Le concept des idéologies, au sens large, permet de souligner l’importance des rapports de domination tant sur le plan linguistique que culturel. La recherche s’établira à partir de corpus discursifs (politiques, littéraires et médiatiques), permettant d’interroger les schèmes inhérents aux discours, afin de procéder à la déconstruction des « savoirs » en circulation. Cette étape s’avère incontournable afin de comprendre et d’accompagner les dynamiques et les pratiques sociétales (notamment linguistiques) en Océanie.

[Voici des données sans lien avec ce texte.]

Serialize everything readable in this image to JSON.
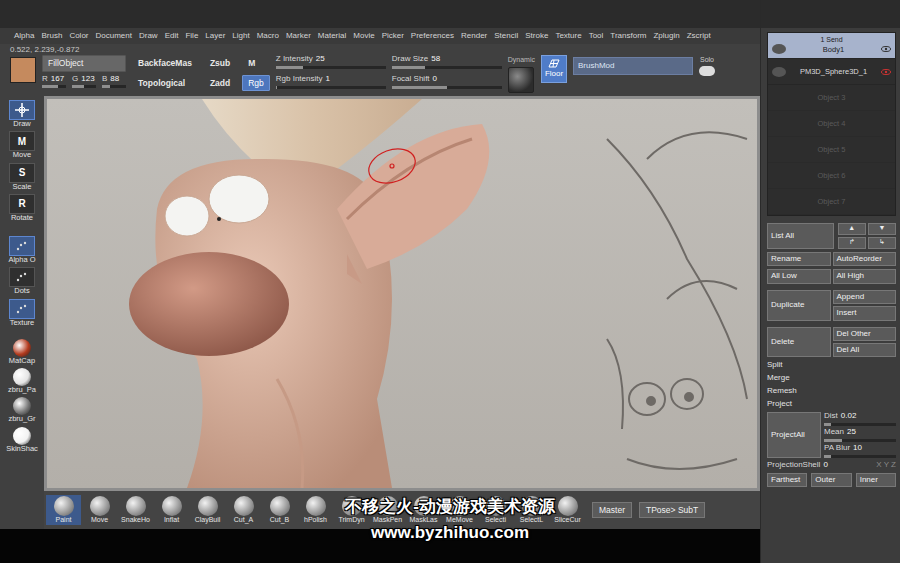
{
  "menu": [
    "Alpha",
    "Brush",
    "Color",
    "Document",
    "Draw",
    "Edit",
    "File",
    "Layer",
    "Light",
    "Macro",
    "Marker",
    "Material",
    "Movie",
    "Picker",
    "Preferences",
    "Render",
    "Stencil",
    "Stroke",
    "Texture",
    "Tool",
    "Transform",
    "Zplugin",
    "Zscript"
  ],
  "coords": "0.522, 2.239,-0.872",
  "toolbar": {
    "color": "#c58a5e",
    "fill_object": {
      "label": "FillObject",
      "selected": false
    },
    "rgb": [
      {
        "label": "R",
        "value": "167",
        "level": 0.65
      },
      {
        "label": "G",
        "value": "123",
        "level": 0.48
      },
      {
        "label": "B",
        "value": "88",
        "level": 0.35
      }
    ],
    "options": [
      {
        "label": "BackfaceMas",
        "selected": false
      },
      {
        "label": "Topological",
        "selected": false
      }
    ],
    "modes": [
      {
        "label": "Zsub",
        "selected": false
      },
      {
        "label": "Zadd",
        "selected": false
      }
    ],
    "channels": [
      {
        "label": "M",
        "selected": false
      },
      {
        "label": "Rgb",
        "selected": true
      }
    ],
    "sliders": [
      {
        "label": "Z Intensity",
        "value": "25",
        "level": 0.25
      },
      {
        "label": "Rgb Intensity",
        "value": "1",
        "level": 0.01
      },
      {
        "label": "Draw Size",
        "value": "58",
        "level": 0.3
      },
      {
        "label": "Focal Shift",
        "value": "0",
        "level": 0.5
      }
    ],
    "dynamic": "Dynamic",
    "floor": {
      "label": "Floor",
      "selected": true
    },
    "brush_mod": "BrushMod",
    "solo": "Solo"
  },
  "shelf": [
    {
      "label": "Draw",
      "glyph": "",
      "selected": true
    },
    {
      "label": "Move",
      "glyph": "M",
      "selected": false
    },
    {
      "label": "Scale",
      "glyph": "S",
      "selected": false
    },
    {
      "label": "Rotate",
      "glyph": "R",
      "selected": false
    }
  ],
  "stroke_tools": [
    {
      "label": "Alpha O",
      "selected": true
    },
    {
      "label": "Dots",
      "selected": false
    },
    {
      "label": "Texture",
      "selected": true
    }
  ],
  "materials": [
    {
      "label": "MatCap",
      "color": "#b33a1d"
    },
    {
      "label": "zbru_Pa",
      "color": "#e4e4e4"
    },
    {
      "label": "zbru_Gr",
      "color": "#7a7a7a"
    },
    {
      "label": "SkinShac",
      "color": "#f2f2f2"
    }
  ],
  "brushes": [
    {
      "label": "Paint",
      "selected": true
    },
    {
      "label": "Move",
      "selected": false
    },
    {
      "label": "SnakeHo",
      "selected": false
    },
    {
      "label": "Inflat",
      "selected": false
    },
    {
      "label": "ClayBuil",
      "selected": false
    },
    {
      "label": "Cut_A",
      "selected": false
    },
    {
      "label": "Cut_B",
      "selected": false
    },
    {
      "label": "hPolish",
      "selected": false
    },
    {
      "label": "TrimDyn",
      "selected": false
    },
    {
      "label": "MaskPen",
      "selected": false
    },
    {
      "label": "MaskLas",
      "selected": false
    },
    {
      "label": "MeMove",
      "selected": false
    },
    {
      "label": "Selecti",
      "selected": false
    },
    {
      "label": "SelectL",
      "selected": false
    },
    {
      "label": "SliceCur",
      "selected": false
    }
  ],
  "bottom_buttons": [
    "Master",
    "TPose> SubT"
  ],
  "watermark": [
    "不移之火-动漫游戏美术资源",
    "www.byzhihuo.com"
  ],
  "subtool": {
    "items": [
      {
        "header": "1 Send",
        "label": "Body1",
        "selected": true
      },
      {
        "header": "",
        "label": "PM3D_Sphere3D_1",
        "selected": false
      }
    ],
    "slots": [
      "Object 3",
      "Object 4",
      "Object 5",
      "Object 6",
      "Object 7"
    ],
    "list_all": "List All",
    "arrows": [
      "▲",
      "▼",
      "↱",
      "↳"
    ],
    "pairs": [
      [
        "Rename",
        "AutoReorder"
      ],
      [
        "All Low",
        "All High"
      ]
    ],
    "duplicate": "Duplicate",
    "dup_small": [
      "Append",
      "Insert"
    ],
    "delete": "Delete",
    "del_small": [
      "Del Other",
      "Del All"
    ],
    "actions": [
      "Split",
      "Merge",
      "Remesh",
      "Project"
    ],
    "project_all": "ProjectAll",
    "project_sliders": [
      {
        "label": "Dist",
        "value": "0.02",
        "level": 0.1
      },
      {
        "label": "Mean",
        "value": "25",
        "level": 0.25
      },
      {
        "label": "PA Blur",
        "value": "10",
        "level": 0.1
      }
    ],
    "shell": {
      "label": "ProjectionShell",
      "value": "0",
      "axes": "X Y Z"
    },
    "bottom": [
      "Farthest",
      "Outer",
      "Inner"
    ]
  }
}
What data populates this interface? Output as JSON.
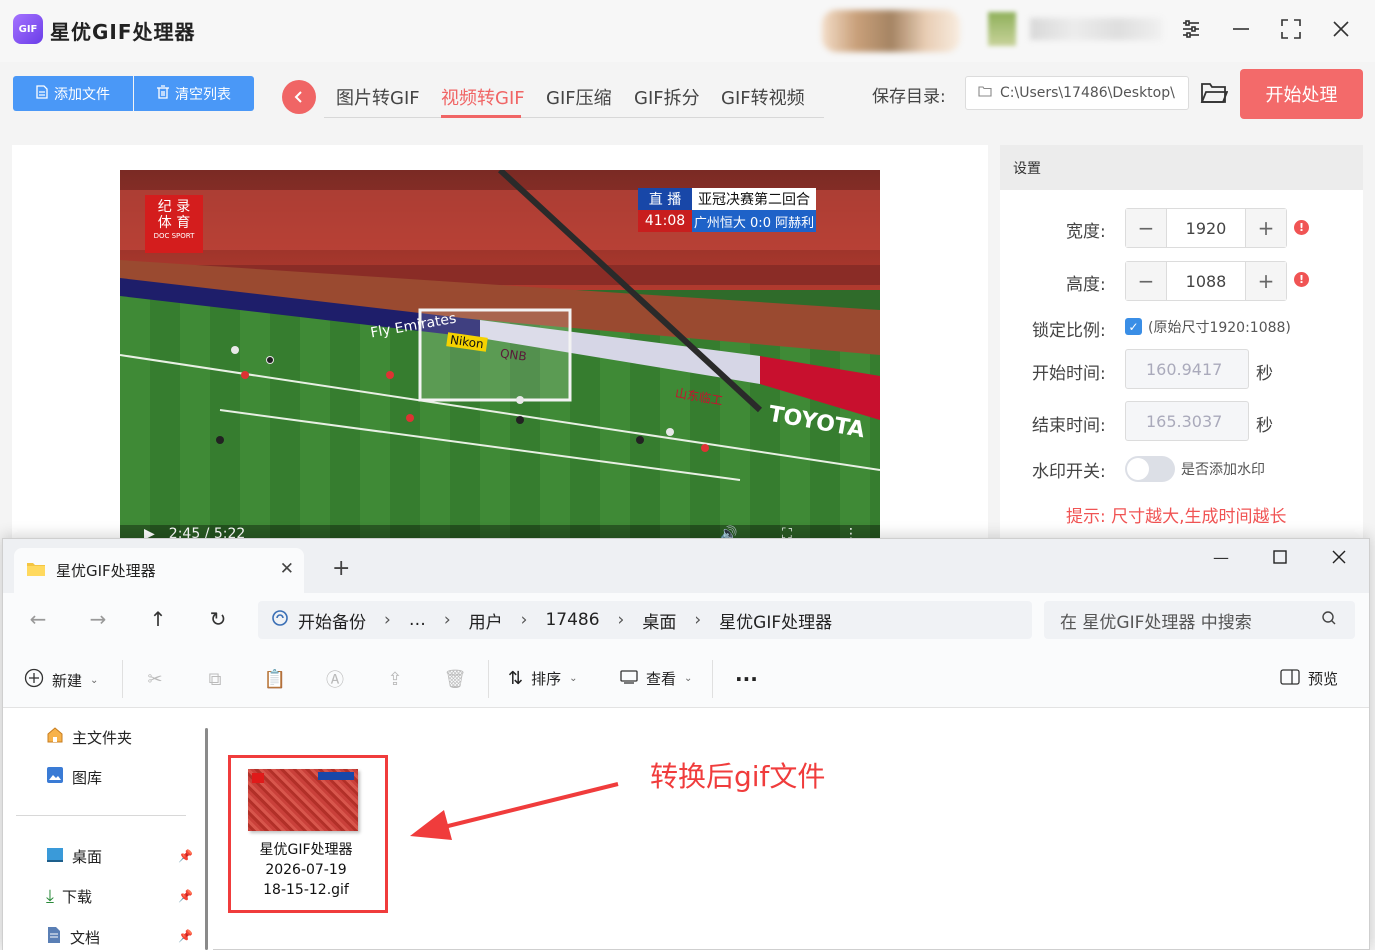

Les idéologies sont abordées comme outils conceptuels pour l’analyse des rapports sociaux aux langues et aux espaces, y compris urbains. Comprises en tant qu’ensemble de constructions sociales, elles sont élevées – par les sociétés qui les convoquent – au rang de « réalité(s) » fondatrice(s). En tant que telles, elles sont révélatrices de mises en altérité, de frontières symboliques entre soi et l’autre, de croyances partagées mais aussi de rouages politiques d’une société. De ce fait, les idéologies constituent des moyens de compréhension des phénomènes sociaux, comme les processus d’appartenances par exemple, mais elles permettent aussi de déconstruire les « réalités » sociales. Par l’analyse de ces idéologies, l’équipe ERALO s’attachera à comprendre les fonctions sociales des langues et des mobilités spatiales en contexte océanien.
En tant qu’objet de recherche, la création artistique reflète le travail de description et de compréhension :
Les créations artistiques et littéraires servent aussi d’outils de valorisation des dynamiques plurielles en Océanie. Plus encore, cette thématique fait référence à des démarches de recherches réflexives où la médiation artistique permet aux acteurs sociaux minorisés et/ou en insécurité linguistique de mettre en récit leurs expériences sans être contraints par les normes du langage articulé écrit. En didactique des langues, cette optique fait d’ailleurs des créations artistiques visuelles ou musicales, une passerelle stratégique pour aller vers d’autres langues, d’autres cultures, d’autres espaces.
Enfin, dès lors que le chercheur s’autorise à s’affranchir de l’écriture scientifique (vue ici comme mode de communication dont la codification exclut d’emblée les non-initiés), la médiation artistique devient un substitut riche en potentialités notamment pour valoriser, de-stigmatiser ou encore pour mettre en forme une pensée critique.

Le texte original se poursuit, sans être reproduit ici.